Both modern and ancient republics vary widely in their ideology and composition. The most common definition of a republic is a state without a monarch.[3][4] In republics such as the United States and France, the executive is legitimized both by a constitution and by popular suffrage. In the United States, James Madison defined republic in terms of representative democracy as opposed to direct democracy,[5] and this usage is still employed by many viewing themselves as "democrats".[6] Montesquieu included both democracies, where all the people have a share in rule, and aristocracies or oligarchies, where only some of the people rule, as republican forms of government.[7] In modern political science, republicanism refers to a specific ideology that is based on civic virtue and is considered distinct from ideologies such as liberalism.[8]

Most often a republic is a sovereign country, but there are also subnational entities that are referred to as republics, or which have governments that are described as "republican" in nature.
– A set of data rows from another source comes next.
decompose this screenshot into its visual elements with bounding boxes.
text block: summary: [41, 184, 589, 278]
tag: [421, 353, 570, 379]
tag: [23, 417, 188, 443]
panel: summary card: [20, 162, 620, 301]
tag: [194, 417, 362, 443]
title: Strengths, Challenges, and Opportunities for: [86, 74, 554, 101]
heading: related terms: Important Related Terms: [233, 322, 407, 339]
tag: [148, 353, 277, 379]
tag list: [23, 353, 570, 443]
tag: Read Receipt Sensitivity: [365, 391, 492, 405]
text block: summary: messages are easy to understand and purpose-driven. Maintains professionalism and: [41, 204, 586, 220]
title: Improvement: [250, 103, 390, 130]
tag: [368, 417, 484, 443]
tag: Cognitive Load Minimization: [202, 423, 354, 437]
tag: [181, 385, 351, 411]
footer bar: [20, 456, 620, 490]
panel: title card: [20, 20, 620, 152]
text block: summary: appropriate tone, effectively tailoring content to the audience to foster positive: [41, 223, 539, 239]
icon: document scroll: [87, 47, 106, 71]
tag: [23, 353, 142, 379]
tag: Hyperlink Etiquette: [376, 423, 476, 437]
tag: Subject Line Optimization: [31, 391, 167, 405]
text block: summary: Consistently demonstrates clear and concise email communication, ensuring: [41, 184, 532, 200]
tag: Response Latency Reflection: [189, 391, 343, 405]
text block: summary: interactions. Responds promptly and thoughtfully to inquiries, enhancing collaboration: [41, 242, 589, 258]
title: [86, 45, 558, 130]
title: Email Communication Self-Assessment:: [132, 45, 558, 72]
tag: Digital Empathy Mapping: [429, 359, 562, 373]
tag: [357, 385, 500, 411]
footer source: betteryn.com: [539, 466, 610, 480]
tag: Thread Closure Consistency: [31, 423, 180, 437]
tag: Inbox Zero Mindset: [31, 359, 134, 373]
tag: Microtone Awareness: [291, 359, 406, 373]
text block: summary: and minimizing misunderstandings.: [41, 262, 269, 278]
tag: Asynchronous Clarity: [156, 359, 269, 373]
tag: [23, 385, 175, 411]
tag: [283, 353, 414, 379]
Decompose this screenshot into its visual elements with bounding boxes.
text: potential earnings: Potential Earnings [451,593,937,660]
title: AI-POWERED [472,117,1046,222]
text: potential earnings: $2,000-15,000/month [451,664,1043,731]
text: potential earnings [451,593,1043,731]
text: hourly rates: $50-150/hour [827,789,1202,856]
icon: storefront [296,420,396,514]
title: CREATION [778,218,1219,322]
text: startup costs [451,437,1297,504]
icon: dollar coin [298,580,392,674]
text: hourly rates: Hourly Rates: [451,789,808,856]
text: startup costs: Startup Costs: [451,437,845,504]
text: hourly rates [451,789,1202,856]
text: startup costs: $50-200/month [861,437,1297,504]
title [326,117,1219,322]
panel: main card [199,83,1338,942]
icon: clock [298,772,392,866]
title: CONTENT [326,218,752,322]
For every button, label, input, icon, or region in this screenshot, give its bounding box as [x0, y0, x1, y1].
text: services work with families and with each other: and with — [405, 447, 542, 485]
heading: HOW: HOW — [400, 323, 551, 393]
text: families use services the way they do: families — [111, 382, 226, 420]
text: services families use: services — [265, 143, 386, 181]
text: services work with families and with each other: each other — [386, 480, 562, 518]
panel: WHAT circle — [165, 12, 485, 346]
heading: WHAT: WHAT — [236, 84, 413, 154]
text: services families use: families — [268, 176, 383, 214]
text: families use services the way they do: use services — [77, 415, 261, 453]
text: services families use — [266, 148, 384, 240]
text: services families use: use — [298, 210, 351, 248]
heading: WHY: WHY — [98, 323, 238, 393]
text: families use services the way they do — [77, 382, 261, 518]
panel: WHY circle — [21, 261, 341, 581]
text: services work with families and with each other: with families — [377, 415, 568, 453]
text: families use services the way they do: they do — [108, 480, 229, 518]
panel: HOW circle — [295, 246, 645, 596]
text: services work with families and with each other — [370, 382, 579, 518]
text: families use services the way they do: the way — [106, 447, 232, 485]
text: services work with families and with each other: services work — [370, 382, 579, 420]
For instance, Article IV of the Constitution of the United States "guarantee[s] to every State in this Union a Republican form of Government."[9] The Soviet Union was a single nation composed of distinct and nominally sovereign Soviet Socialist Republics.

Niccolò Machiavelli described the governance and foundation of the ideal republic in his work Discourses on Livy. These writings, as well as those of his contemporaries such as Leonardo Bruni, are the foundation of the ideology political scientists call republicanism.[10][11]